Spatial Omics Mapping of Human Brain Disorders

Dr. Yang Xiao is a postdoctoral researcher in Biomedical Engineering at Columbia University. She earned her Bachelor’s degree in Molecular Biology at McGill University and pursued her Ph.D. in Biomedical Engineering at Yale University. Under the mentorship of Prof. Rong Fan, Dr. Xiao conducted her doctoral research on brain tumor invasion in the perivascular niche. Employing advanced techniques such as single-cell sequencing and organ-on-a-chip models, her work explained why some primary glioblastoma cells prefer to reside close to vessels while others choose to stay and proliferate in the tumor mass. During her time in Prof. Fan’s lab, Dr. Xiao played a crucial role in the development of innovative spatial platforms (DBiT-seq) for mRNA sequencing and open chromatin sequencing. Upon joining the Kam Leong lab at Columbia, Dr. Xiao’s current research is dedicated to the clinical translation of omics findings, focusing on neurogenomics in psychiatric disorders. Her work involves profiling the postmortem human brains with a cellular and molecular map, with the overarching goal of unraveling the pathological underpinnings of memory and emotion in Major Depressive Disorder. Dr. Xiao’s research contributes significantly to the field of spatial biology, providing insights into the transcriptomic and epigenetic regulatory mechanisms in mood disorders.

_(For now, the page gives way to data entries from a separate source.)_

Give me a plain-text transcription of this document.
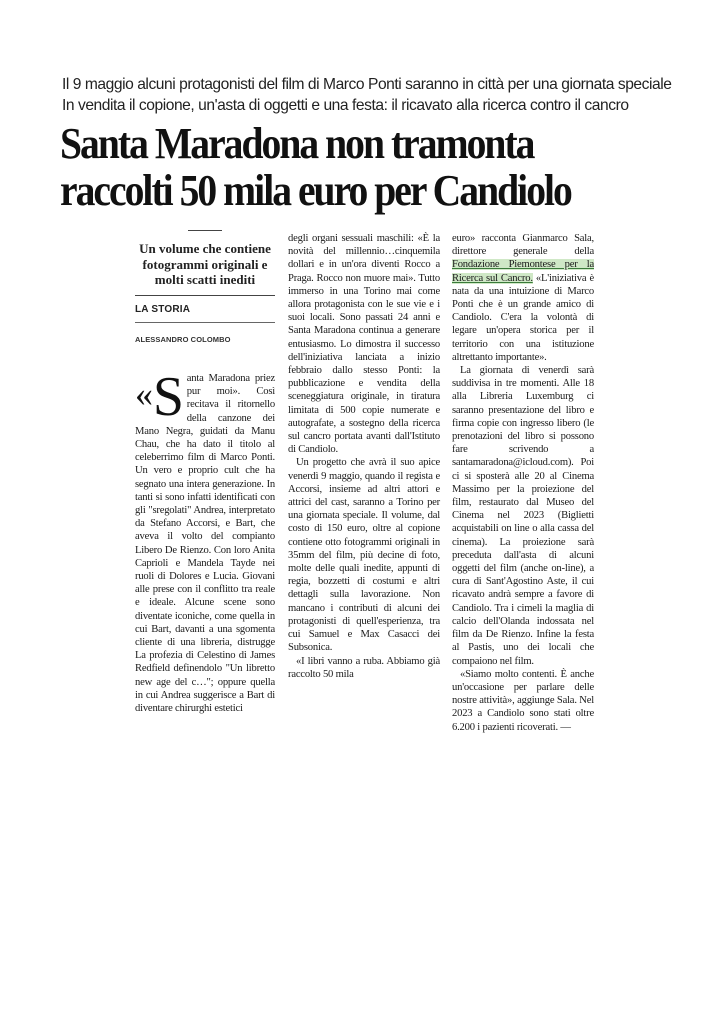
Il 9 maggio alcuni protagonisti del film di Marco Ponti saranno in città per una giornata speciale
In vendita il copione, un'asta di oggetti e una festa: il ricavato alla ricerca contro il cancro
Santa Maradona non tramonta
raccolti 50 mila euro per Candiolo
Un volume che contiene fotogrammi originali e molti scatti inediti
LA STORIA
ALESSANDRO COLOMBO

«S anta Maradona priez pur moi». Così recitava il ritornello della canzone dei Mano Negra, guidati da Manu Chau, che ha dato il titolo al celeberrimo film di Marco Ponti. Un vero e proprio cult che ha segnato una intera generazione. In tanti si sono infatti identificati con gli "sregolati" Andrea, interpretato da Stefano Accorsi, e Bart, che aveva il volto del compianto Libero De Rienzo. Con loro Anita Caprioli e Mandela Tayde nei ruoli di Dolores e Lucia. Giovani alle prese con il conflitto tra reale e ideale. Alcune scene sono diventate iconiche, come quella in cui Bart, davanti a una sgomenta cliente di una libreria, distrugge La profezia di Celestino di James Redfield definendolo "Un libretto new age del c…"; oppure quella in cui Andrea suggerisce a Bart di diventare chirurghi estetici

degli organi sessuali maschili: «È la novità del millennio…cinquemila dollari e in un'ora diventi Rocco a Praga. Rocco non muore mai». Tutto immerso in una Torino mai come allora protagonista con le sue vie e i suoi locali. Sono passati 24 anni e Santa Maradona continua a generare entusiasmo. Lo dimostra il successo dell'iniziativa lanciata a inizio febbraio dallo stesso Ponti: la pubblicazione e vendita della sceneggiatura originale, in tiratura limitata di 500 copie numerate e autografate, a sostegno della ricerca sul cancro portata avanti dall'Istituto di Candiolo.

Un progetto che avrà il suo apice venerdì 9 maggio, quando il regista e Accorsi, insieme ad altri attori e attrici del cast, saranno a Torino per una giornata speciale. Il volume, dal costo di 150 euro, oltre al copione contiene otto fotogrammi originali in 35mm del film, più decine di foto, molte delle quali inedite, appunti di regia, bozzetti di costumi e altri dettagli sulla lavorazione. Non mancano i contributi di alcuni dei protagonisti di quell'esperienza, tra cui Samuel e Max Casacci dei Subsonica.

«I libri vanno a ruba. Abbiamo già raccolto 50 mila

euro» racconta Gianmarco Sala, direttore generale della Fondazione Piemontese per la Ricerca sul Cancro. «L'iniziativa è nata da una intuizione di Marco Ponti che è un grande amico di Candiolo. C'era la volontà di legare un'opera storica per il territorio con una istituzione altrettanto importante».

La giornata di venerdì sarà suddivisa in tre momenti. Alle 18 alla Libreria Luxemburg ci saranno presentazione del libro e firma copie con ingresso libero (le prenotazioni del libro si possono fare scrivendo a santamaradona@icloud.com). Poi ci si sposterà alle 20 al Cinema Massimo per la proiezione del film, restaurato dal Museo del Cinema nel 2023 (Biglietti acquistabili on line o alla cassa del cinema). La proiezione sarà preceduta dall'asta di alcuni oggetti del film (anche on-line), a cura di Sant'Agostino Aste, il cui ricavato andrà sempre a favore di Candiolo. Tra i cimeli la maglia di calcio dell'Olanda indossata nel film da De Rienzo. Infine la festa al Pastis, uno dei locali che compaiono nel film.

«Siamo molto contenti. È anche un'occasione per parlare delle nostre attività», aggiunge Sala. Nel 2023 a Candiolo sono stati oltre 6.200 i pazienti ricoverati. —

Spatial proteomics, transcriptomics, and epigenomics are emerging to bring unprecedented opportunities to dissecting cell types and unraveling regulatory mechanisms of cell states within complex tissues. Despite the human hippocampus being critical for memory and emotion, and its implication in neuropsychiatric disorders, understanding its molecular dysfunction with spatial architecture has been challenging. Our engineering innovation in the spatial mRNA-seq and ATAC-seq platform (DBiT-seq) resulted in the presentation of the first spatial omic atlas of the human hippocampus. Combining with a 25-plex spatial proteomics profiled by CODEX, we introduced a computational framework for studying psychiatric diseases from the perspectives of cell neighborhoods and RNA velocity. This work reveals RNA dynamics in depression, highlighting therapeutic avenues by targeting gene regulatory networks. Our research represents a major leap in the field beyond the single-cell genomic studies of the human brain, establishing a corner stone for future molecular profiling studies with region and organization specific precision.